In moving something on my bookshelf a few minutes ago, I uncovered this paperback book that's 40-some years old.
The Feminine Mystique ~ by Betty Friedan, 1963
If you look closely, you can see the original price of the book in the top right-hand corner: 75 cents! I don't think I ever read it all the way through, so I plan to substitute this book for one on my list for the
Women Unbound reading challenge. (Click on the link to see my list.) Here are the chapter headings:
1 ~ The problem that has no name
2 ~ The happy housewife heroine
3 ~ The crisis in woman's identity
4 ~ The passionate journey
5 ~ The sexual solipsism of Sigmund Freud
6 ~ The functional freeze, the feminine protest, and Margaret Mead
7 ~ The sex-directed educators
8 ~ The mistaken choice
9 ~ The sexual sell
10 ~ Housewifery expands to fill the time available
11 ~ The sex-seekers
12 ~ Progressive dehumanization: The comfortable concentration camp
13 ~ The forfeited self
14 ~ A new life plan for women
I know about "housewifery" that expands to fill the time available. I remember noticing that I could spend all day on a number of chores (doing dishes, laundry, ironing, vacuuming, dusting) -- or, if I had something else I wanted to do that day, I could finish all those chores quickly and STILL manage to do that special thing. I'm glad I found this book so I can read it during this year's reading focus on women because it's one of the seminal works of the women's liberation movement. Funny-ha-ha irony, that word "seminal," which is based on the word "semen":
seminal
1. pertaining to, containing, or consisting of semen.

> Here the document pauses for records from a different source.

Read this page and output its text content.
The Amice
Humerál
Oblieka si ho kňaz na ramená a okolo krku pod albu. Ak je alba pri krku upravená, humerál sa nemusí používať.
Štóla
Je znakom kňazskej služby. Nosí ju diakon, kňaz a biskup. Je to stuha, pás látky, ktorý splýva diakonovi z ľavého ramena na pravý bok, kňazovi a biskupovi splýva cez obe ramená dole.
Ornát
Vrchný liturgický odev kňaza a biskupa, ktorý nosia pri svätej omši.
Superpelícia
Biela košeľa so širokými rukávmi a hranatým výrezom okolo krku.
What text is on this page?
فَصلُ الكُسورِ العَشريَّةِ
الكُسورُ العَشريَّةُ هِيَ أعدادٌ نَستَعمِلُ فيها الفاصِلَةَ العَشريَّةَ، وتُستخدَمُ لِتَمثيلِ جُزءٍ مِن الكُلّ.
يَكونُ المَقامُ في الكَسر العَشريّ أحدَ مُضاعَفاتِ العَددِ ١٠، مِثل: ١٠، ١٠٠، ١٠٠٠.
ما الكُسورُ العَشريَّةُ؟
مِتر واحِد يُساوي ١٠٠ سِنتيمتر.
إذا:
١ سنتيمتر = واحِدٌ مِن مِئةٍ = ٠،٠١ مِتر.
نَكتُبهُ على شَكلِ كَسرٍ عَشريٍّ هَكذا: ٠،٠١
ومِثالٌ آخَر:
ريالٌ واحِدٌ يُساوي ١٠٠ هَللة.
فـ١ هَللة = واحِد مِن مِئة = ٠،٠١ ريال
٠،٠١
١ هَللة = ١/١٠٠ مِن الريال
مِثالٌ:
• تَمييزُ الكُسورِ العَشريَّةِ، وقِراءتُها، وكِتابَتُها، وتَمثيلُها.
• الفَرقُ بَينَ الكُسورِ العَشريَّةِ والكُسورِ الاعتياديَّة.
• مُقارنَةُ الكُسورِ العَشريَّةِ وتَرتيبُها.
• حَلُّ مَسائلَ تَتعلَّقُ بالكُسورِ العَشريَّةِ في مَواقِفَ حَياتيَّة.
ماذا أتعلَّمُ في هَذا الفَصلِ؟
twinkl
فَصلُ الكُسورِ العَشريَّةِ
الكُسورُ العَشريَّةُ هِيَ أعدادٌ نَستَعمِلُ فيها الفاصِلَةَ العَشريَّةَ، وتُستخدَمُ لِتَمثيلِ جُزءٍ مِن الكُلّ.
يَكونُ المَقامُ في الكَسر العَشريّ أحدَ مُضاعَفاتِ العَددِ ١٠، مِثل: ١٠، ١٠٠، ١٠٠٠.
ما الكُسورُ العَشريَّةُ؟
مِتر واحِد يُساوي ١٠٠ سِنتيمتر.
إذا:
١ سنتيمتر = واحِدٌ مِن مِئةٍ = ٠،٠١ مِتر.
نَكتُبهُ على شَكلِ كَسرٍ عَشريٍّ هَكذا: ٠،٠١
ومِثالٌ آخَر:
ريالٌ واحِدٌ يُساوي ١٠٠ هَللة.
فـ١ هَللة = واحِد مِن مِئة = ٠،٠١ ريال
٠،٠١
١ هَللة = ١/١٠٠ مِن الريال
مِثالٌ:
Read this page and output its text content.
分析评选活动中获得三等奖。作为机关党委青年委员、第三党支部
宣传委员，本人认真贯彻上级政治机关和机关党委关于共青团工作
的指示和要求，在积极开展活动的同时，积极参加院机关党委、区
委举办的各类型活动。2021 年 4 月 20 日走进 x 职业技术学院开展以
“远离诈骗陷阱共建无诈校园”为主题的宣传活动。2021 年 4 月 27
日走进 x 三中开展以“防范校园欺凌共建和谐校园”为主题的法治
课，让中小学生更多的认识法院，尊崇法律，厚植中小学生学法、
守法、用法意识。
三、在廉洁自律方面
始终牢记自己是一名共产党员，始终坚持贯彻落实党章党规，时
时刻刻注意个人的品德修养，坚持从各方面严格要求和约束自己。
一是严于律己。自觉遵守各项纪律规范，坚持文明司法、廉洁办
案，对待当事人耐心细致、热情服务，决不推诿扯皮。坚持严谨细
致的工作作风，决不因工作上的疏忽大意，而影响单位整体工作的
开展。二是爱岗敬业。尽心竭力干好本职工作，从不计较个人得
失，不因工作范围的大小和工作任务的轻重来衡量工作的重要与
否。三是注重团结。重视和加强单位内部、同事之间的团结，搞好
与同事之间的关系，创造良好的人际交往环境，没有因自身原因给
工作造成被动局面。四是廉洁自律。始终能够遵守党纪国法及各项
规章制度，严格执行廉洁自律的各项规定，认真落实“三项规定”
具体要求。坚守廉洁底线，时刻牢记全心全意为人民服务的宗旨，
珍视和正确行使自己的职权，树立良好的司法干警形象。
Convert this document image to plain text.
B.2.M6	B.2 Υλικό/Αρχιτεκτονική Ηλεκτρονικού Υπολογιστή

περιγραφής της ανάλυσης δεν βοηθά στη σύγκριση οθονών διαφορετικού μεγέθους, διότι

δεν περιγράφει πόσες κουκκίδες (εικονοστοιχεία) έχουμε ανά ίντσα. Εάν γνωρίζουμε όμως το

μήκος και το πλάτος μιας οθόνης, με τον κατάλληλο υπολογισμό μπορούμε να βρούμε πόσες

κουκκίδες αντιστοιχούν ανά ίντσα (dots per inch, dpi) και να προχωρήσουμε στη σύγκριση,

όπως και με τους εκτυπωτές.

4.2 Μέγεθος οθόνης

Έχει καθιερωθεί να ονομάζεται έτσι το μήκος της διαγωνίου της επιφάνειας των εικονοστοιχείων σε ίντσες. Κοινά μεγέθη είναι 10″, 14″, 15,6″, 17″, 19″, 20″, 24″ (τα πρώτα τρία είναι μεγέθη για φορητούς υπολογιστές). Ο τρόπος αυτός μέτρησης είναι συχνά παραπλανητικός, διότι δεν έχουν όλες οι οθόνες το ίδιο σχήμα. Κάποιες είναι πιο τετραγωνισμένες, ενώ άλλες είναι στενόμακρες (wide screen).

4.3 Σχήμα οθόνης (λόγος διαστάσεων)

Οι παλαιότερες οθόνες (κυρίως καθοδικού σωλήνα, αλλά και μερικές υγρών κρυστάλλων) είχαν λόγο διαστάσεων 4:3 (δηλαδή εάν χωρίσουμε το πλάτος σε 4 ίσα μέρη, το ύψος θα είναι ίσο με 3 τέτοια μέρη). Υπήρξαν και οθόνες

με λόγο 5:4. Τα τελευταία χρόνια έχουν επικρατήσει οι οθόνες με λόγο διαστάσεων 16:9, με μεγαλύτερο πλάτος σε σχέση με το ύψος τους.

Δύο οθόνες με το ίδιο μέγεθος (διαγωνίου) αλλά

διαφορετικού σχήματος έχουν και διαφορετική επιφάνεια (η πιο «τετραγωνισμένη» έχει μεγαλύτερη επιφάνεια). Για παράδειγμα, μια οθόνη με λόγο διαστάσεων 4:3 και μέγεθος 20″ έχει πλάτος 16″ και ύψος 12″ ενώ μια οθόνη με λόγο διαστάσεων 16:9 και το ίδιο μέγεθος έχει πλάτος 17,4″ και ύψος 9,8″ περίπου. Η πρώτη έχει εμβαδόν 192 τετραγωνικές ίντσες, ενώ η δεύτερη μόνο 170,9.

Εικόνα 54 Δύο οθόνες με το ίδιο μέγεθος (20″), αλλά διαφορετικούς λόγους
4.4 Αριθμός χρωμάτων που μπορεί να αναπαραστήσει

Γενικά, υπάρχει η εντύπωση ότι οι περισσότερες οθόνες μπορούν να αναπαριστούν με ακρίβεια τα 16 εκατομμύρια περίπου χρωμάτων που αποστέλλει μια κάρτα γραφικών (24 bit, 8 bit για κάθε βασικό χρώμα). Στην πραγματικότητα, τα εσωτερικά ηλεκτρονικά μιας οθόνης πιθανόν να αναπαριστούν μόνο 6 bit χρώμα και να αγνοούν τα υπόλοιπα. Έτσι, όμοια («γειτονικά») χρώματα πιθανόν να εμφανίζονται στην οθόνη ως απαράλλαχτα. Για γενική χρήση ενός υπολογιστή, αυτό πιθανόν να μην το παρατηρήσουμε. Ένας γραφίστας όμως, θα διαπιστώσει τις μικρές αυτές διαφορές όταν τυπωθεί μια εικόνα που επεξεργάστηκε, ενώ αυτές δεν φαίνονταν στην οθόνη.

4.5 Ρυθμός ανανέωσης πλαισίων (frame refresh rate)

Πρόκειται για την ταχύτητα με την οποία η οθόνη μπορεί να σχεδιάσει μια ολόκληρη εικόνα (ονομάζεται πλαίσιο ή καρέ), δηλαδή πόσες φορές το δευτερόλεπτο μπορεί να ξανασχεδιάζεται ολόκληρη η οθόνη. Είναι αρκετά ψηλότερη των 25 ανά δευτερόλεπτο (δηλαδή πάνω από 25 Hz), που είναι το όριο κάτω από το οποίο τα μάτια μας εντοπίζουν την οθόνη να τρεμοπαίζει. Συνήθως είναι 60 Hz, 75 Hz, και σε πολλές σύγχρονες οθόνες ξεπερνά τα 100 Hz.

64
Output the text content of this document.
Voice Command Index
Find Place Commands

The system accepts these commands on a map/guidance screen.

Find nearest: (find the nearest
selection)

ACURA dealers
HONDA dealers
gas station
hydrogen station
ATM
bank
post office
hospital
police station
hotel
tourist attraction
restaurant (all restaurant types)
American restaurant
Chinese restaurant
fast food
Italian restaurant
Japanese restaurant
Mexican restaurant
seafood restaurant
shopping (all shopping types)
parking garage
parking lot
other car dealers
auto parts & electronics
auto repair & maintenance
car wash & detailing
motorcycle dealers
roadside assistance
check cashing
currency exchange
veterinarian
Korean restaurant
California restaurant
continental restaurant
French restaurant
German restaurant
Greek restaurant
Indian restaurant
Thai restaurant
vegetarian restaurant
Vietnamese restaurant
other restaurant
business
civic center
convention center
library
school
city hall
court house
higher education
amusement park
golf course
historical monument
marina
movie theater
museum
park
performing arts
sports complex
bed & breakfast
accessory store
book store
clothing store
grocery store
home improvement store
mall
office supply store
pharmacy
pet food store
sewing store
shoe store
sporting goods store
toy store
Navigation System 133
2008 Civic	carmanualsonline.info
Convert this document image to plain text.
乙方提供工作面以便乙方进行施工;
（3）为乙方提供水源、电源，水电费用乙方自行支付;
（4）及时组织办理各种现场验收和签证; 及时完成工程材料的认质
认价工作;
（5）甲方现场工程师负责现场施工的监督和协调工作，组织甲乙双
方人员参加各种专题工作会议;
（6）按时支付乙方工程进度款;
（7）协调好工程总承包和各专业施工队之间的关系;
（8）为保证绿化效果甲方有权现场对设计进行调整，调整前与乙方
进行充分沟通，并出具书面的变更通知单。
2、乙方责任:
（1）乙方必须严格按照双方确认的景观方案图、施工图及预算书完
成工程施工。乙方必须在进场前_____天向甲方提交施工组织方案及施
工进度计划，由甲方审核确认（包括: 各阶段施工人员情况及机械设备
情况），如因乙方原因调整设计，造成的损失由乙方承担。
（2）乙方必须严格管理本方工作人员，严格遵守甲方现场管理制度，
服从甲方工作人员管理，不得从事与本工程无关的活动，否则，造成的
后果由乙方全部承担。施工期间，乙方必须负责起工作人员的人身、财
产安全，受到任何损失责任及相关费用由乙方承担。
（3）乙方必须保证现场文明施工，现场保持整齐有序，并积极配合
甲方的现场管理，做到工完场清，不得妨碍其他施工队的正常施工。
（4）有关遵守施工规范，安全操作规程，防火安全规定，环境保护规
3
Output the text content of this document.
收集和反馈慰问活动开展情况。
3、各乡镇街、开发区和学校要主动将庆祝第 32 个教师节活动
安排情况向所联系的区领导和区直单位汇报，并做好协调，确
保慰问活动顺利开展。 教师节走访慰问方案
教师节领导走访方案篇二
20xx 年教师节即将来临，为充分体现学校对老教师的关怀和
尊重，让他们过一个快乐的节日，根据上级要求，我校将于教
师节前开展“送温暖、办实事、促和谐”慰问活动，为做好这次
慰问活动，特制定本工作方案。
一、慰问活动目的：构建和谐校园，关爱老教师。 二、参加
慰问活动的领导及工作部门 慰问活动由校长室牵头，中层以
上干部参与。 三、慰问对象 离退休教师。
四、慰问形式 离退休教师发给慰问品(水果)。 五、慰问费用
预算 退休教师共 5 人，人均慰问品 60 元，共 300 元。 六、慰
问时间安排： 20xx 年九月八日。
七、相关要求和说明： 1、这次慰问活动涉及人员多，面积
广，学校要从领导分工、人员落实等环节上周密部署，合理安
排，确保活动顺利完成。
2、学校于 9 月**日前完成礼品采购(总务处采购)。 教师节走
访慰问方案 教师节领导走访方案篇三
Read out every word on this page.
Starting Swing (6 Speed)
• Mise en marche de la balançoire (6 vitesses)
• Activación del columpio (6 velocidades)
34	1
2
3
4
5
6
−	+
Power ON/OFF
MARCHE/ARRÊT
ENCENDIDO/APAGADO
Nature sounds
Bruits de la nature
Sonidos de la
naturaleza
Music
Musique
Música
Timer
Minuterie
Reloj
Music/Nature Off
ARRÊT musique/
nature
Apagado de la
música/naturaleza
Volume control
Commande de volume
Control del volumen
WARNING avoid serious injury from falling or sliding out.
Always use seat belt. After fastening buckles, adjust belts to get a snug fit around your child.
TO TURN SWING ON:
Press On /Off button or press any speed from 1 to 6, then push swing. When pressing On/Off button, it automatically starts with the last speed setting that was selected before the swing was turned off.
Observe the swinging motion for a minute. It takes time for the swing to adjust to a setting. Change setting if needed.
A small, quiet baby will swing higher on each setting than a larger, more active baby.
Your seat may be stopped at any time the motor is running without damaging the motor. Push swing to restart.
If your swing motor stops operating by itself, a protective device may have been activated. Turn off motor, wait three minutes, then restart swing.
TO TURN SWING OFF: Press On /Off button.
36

2. (botany) of or pertaining to seed.
3. having possibilities of future development.
4. highly original and influencing the development of future events: a seminal artist; seminal ideas.
Obviously, I'm using the word in the fourth sense.
I don't think I've ever read the whole book either, but what a great selection for the Women Unbound challenge!
ReplyDeleteThis is one of the most influential books of my life. I read it in college and it changed my life forever.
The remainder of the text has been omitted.